In fact, overt white supremacy is painfully recent. For about 350 of our 400 years of U.S. and colonial history, white dominance was codified in law. Some black children attacked while integrating Southern schools are just now reaching retirement age. People who screamed hate at those children are alive and voting. There are black Americans alive today whose grandparents were born in bondage.
As for those “few” stray bigots? Turns out there are more than a few. Those chanting Nazis and Klansmen in Charlottesville; the string of white supremacist terrorists, including Dylann Roof; the many Trump supporters who, studies show, voted more on resentment toward people of color and immigrants than on “economic anxiety.”
Nor is racism a distinctly Southern problem. It’s an all-over-America thing. Anti-black racism was the default attitude of white Americans, North and South, before, during and after the Civil War. Today, the most segregated cities are mostly in the North.
White supremacy today is not mainly about the guys with Tiki torches. It’s about power, and systemic patterns of racial advantage that were baked into our institutions – institutions that we’ve never fundamentally reformed.

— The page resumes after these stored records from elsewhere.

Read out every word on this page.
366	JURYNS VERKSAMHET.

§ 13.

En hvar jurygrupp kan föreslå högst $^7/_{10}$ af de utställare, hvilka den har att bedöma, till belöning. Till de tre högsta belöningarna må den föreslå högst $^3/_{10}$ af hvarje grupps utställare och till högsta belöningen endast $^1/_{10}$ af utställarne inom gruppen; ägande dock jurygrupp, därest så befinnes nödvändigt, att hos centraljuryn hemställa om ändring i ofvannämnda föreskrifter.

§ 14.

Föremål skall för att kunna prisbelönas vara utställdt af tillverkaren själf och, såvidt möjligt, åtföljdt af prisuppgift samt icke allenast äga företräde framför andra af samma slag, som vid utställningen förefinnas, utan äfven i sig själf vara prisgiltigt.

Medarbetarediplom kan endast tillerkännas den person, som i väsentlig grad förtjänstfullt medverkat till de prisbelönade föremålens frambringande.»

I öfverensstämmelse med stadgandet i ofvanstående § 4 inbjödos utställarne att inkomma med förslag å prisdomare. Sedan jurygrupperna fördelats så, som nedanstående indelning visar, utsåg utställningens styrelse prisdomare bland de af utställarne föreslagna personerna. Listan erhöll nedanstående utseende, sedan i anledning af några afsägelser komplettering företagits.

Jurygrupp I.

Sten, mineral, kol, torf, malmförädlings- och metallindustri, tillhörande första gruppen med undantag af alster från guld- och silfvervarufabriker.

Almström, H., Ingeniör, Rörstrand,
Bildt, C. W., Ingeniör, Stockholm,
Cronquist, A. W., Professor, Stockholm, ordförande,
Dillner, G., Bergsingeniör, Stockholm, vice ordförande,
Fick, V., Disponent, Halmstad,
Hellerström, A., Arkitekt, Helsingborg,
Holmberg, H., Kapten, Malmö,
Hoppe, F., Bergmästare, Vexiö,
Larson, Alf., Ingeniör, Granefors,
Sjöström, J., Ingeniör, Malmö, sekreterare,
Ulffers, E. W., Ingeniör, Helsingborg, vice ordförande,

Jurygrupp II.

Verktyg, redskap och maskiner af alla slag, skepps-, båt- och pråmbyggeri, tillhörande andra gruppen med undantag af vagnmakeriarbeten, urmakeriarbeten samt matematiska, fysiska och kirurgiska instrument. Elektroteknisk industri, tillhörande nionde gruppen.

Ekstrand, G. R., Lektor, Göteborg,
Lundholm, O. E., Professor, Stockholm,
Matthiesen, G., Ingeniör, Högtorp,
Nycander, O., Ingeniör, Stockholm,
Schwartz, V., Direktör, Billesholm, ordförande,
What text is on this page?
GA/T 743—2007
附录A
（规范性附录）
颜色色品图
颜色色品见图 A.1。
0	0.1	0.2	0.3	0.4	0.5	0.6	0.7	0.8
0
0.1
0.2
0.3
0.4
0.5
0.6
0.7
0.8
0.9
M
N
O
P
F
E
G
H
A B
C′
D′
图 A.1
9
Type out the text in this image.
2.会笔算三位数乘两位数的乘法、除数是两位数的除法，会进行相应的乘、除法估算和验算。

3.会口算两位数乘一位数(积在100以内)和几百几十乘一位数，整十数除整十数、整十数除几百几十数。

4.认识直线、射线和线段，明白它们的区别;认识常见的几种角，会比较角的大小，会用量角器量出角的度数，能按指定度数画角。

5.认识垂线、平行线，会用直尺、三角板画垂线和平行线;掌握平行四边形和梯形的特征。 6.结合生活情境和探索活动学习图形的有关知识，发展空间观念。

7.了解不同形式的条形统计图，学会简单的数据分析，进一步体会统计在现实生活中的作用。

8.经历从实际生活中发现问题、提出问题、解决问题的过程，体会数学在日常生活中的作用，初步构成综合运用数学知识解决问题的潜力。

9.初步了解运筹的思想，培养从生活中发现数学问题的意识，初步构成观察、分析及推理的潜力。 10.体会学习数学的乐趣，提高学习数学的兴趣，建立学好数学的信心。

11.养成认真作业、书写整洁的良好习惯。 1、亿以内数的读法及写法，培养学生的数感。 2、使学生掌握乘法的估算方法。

The first Congress decreed in 1790 that only white people need apply for naturalized citizenship. Ever since, government largesse directed mostly to white people – the Homestead Act, federally-backed home loans, the GI Bill – dwarfs the more recent Affirmative Action programs granting access to people of color (and white women).
The results prove we’ve never really changed: The deep, racialized inequities in our schools and criminal justice system. The studies that show racial bias by employers depending on whether the applicant’s name is Connor or Darnell. The dramatic wealth gap between white and black Americans.
Whiteness, like blackness and the other “races,” is a fiction, invented to justify and explain exploitation. That fiction and its outgrowth, white supremacy, were central organizing principles in the building of the United States.
If white Americans don’t work to overturn the racist structures that our forebears built, then white supremacy will keep reproducing itself and we’re effectively in collusion with it.
These truths are difficult for many of us to accept, as Gregg Popovich said. But they’re not hard to see if we’ll only open our eyes.
John Biewen is audio program director at the Center for Documentary Studies at Duke University and host of the CDS podcast Scene on Radio.